While this is sad news for the moderate Left – indeed, for Israel it’s an historic ending – it is also very bad news for Bibi and the Likud. To see why, we have to return to the heyday of ILP hegemony. Israel’s first years were extremely difficult, what with the War of Independence, immediately followed by a doubling of its population within four years due to massive Jewish immigration, and then several years of rationed semi-famine (the tzenah). Without laying blame (if anyone at all was to “blame”), the Jews that arrived from the Arab countries – Edot Ha’mizrakh, ethno-national groups from the East – lived through extremely difficult conditions for the ensuing decades. Their next generation erupted in protest in 1971, ultimately leading to the Likud’s electoral takeover in 1977. Since then, their sense of discrimination against ILP’s “Asheknazi hegemony” has been the foundation of the Likud’s hold on power. From Begin to Bibi (with ultra-Orthdodox, Edot Ha’mizrakh SHAS in key support since the mid-1980s), memories and continued feelings of ethnic discrimination have been a central force underlying the Likud’s victories.

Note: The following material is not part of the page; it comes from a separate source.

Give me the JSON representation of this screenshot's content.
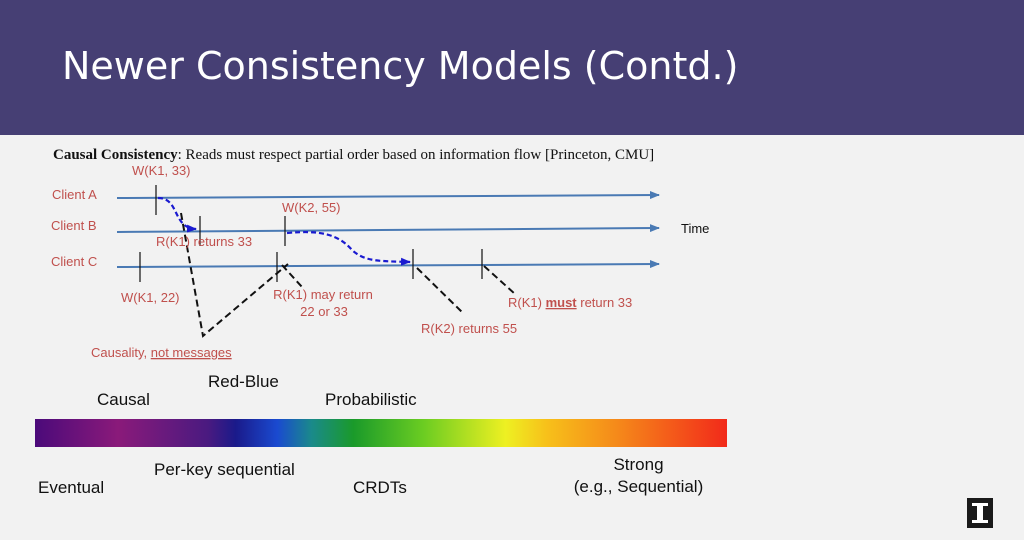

With the disappearance of the ILP, that core factor will no longer be available. To paraphrase Richard Nixon’s famous line after his 1962 California Gubernatorial defeat: “the Likud won’t have Labor to kick around anymore”. The only vestige of Israel’s traditional Left that’s left is Meretz, but it has never been a threat to capture any real governing power. True, Bibi has tried to paint the Blue & White party as “smolanim” (Leftists), but that simply doesn’t stick given that its two leaders are former IDF Chiefs of Staff (and a third – Yaalon, ostensibly even more to the Right – left the party because his two compatriots joined the government with Bibi!).

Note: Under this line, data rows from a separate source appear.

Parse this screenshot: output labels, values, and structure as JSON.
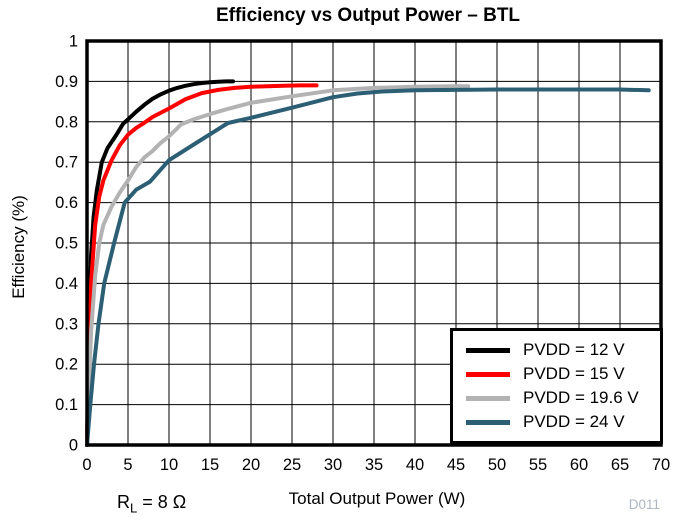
{
  "chart_data": {
    "type": "line",
    "title": "Efficiency vs Output Power – BTL",
    "xlabel": "Total Output Power (W)",
    "ylabel": "Efficiency (%)",
    "xlim": [
      0,
      70
    ],
    "ylim": [
      0,
      1
    ],
    "grid": true,
    "legend_position": "lower right",
    "x_ticks": [
      "0",
      "5",
      "10",
      "15",
      "20",
      "25",
      "30",
      "35",
      "40",
      "45",
      "50",
      "55",
      "60",
      "65",
      "70"
    ],
    "y_ticks": [
      "0",
      "0.1",
      "0.2",
      "0.3",
      "0.4",
      "0.5",
      "0.6",
      "0.7",
      "0.8",
      "0.9",
      "1"
    ],
    "series": [
      {
        "id": "pvdd-12v",
        "label": "PVDD = 12 V",
        "color": "#000000",
        "points": [
          [
            0,
            0
          ],
          [
            0.15,
            0.2
          ],
          [
            0.3,
            0.35
          ],
          [
            0.5,
            0.47
          ],
          [
            0.8,
            0.565
          ],
          [
            1.2,
            0.63
          ],
          [
            1.8,
            0.7
          ],
          [
            2.5,
            0.735
          ],
          [
            3.5,
            0.765
          ],
          [
            4.4,
            0.795
          ],
          [
            5,
            0.806
          ],
          [
            6,
            0.825
          ],
          [
            7,
            0.842
          ],
          [
            8,
            0.857
          ],
          [
            9,
            0.868
          ],
          [
            10,
            0.877
          ],
          [
            11,
            0.884
          ],
          [
            12,
            0.889
          ],
          [
            13,
            0.893
          ],
          [
            14,
            0.896
          ],
          [
            15,
            0.898
          ],
          [
            16,
            0.899
          ],
          [
            17,
            0.9
          ],
          [
            17.8,
            0.9
          ]
        ]
      },
      {
        "id": "pvdd-15v",
        "label": "PVDD = 15 V",
        "color": "#ff0000",
        "points": [
          [
            0,
            0
          ],
          [
            0.2,
            0.2
          ],
          [
            0.5,
            0.4
          ],
          [
            1,
            0.545
          ],
          [
            1.5,
            0.615
          ],
          [
            2,
            0.655
          ],
          [
            3,
            0.705
          ],
          [
            4,
            0.742
          ],
          [
            5,
            0.768
          ],
          [
            6,
            0.785
          ],
          [
            6.8,
            0.795
          ],
          [
            8,
            0.812
          ],
          [
            10,
            0.833
          ],
          [
            12,
            0.856
          ],
          [
            14,
            0.871
          ],
          [
            16,
            0.879
          ],
          [
            18,
            0.884
          ],
          [
            20,
            0.887
          ],
          [
            22,
            0.888
          ],
          [
            24,
            0.889
          ],
          [
            26,
            0.89
          ],
          [
            28,
            0.89
          ]
        ]
      },
      {
        "id": "pvdd-19p6v",
        "label": "PVDD = 19.6 V",
        "color": "#b3b3b3",
        "points": [
          [
            0,
            0
          ],
          [
            0.2,
            0.13
          ],
          [
            0.5,
            0.28
          ],
          [
            1,
            0.42
          ],
          [
            1.5,
            0.5
          ],
          [
            2,
            0.545
          ],
          [
            3,
            0.59
          ],
          [
            4,
            0.625
          ],
          [
            5,
            0.655
          ],
          [
            6,
            0.688
          ],
          [
            7,
            0.712
          ],
          [
            8,
            0.728
          ],
          [
            9,
            0.748
          ],
          [
            10,
            0.764
          ],
          [
            11.5,
            0.794
          ],
          [
            13,
            0.806
          ],
          [
            15,
            0.819
          ],
          [
            17,
            0.831
          ],
          [
            20,
            0.847
          ],
          [
            25,
            0.863
          ],
          [
            30,
            0.878
          ],
          [
            35,
            0.884
          ],
          [
            40,
            0.887
          ],
          [
            45,
            0.888
          ],
          [
            46.5,
            0.888
          ]
        ]
      },
      {
        "id": "pvdd-24v",
        "label": "PVDD = 24 V",
        "color": "#2d5f74",
        "points": [
          [
            0,
            0
          ],
          [
            0.4,
            0.1
          ],
          [
            0.85,
            0.2
          ],
          [
            1.4,
            0.3
          ],
          [
            2.1,
            0.4
          ],
          [
            3.3,
            0.5
          ],
          [
            4.6,
            0.6
          ],
          [
            6,
            0.632
          ],
          [
            7.7,
            0.652
          ],
          [
            10,
            0.705
          ],
          [
            13.5,
            0.75
          ],
          [
            17.2,
            0.797
          ],
          [
            20,
            0.81
          ],
          [
            25,
            0.835
          ],
          [
            30,
            0.861
          ],
          [
            33,
            0.87
          ],
          [
            36,
            0.875
          ],
          [
            40,
            0.878
          ],
          [
            45,
            0.879
          ],
          [
            50,
            0.88
          ],
          [
            55,
            0.88
          ],
          [
            60,
            0.88
          ],
          [
            65,
            0.88
          ],
          [
            68.5,
            0.878
          ]
        ]
      }
    ]
  },
  "annotations": {
    "load": {
      "base": "R",
      "sub": "L",
      "rest": " = 8 Ω"
    },
    "figure_id": "D011"
  }
}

In short, Bibi no longer has the ILP voodoo doll/piñata to stick pins into; anti-Left emotionalism will be enfeebled, perhaps even completely dissolved. Which leaves Bibi and the Likud to run “on the record” – and that domestic record has lately been catastrophic: the highest unemployment rate in Israel’s history; one of the world’s worst Corona rates; and rampant corruption in his party and among some right-wing coalition partners (others are under advanced investigation and pre-indictment).
This does not mean that the Likud will “lose” the next election. It does mean that the Likud will lose seats (the latest polls show a significant decline); that internal disaffection vis-à-vis Bibi will continue to fester and grow; and that we are probably witness to the beginning of Israel’s next tectonic shift in electoral politics. Perhaps not right away, but the writing is on the wall; after all, it took four years for the ILP’s disastrous handling in the 1973 Yom Kippur War to be translated into electoral defeat by the Likud in 1977 (ironically, with the anti-ILP campaign slogan “mush’khatim, nim’astem”: “we’re disgusted at your corruption”).
So along with – and in part because of – Israel’s R.I.P. for the Labor Party, the country is probably witnessing as well the death knell of longstanding Likud hegemony.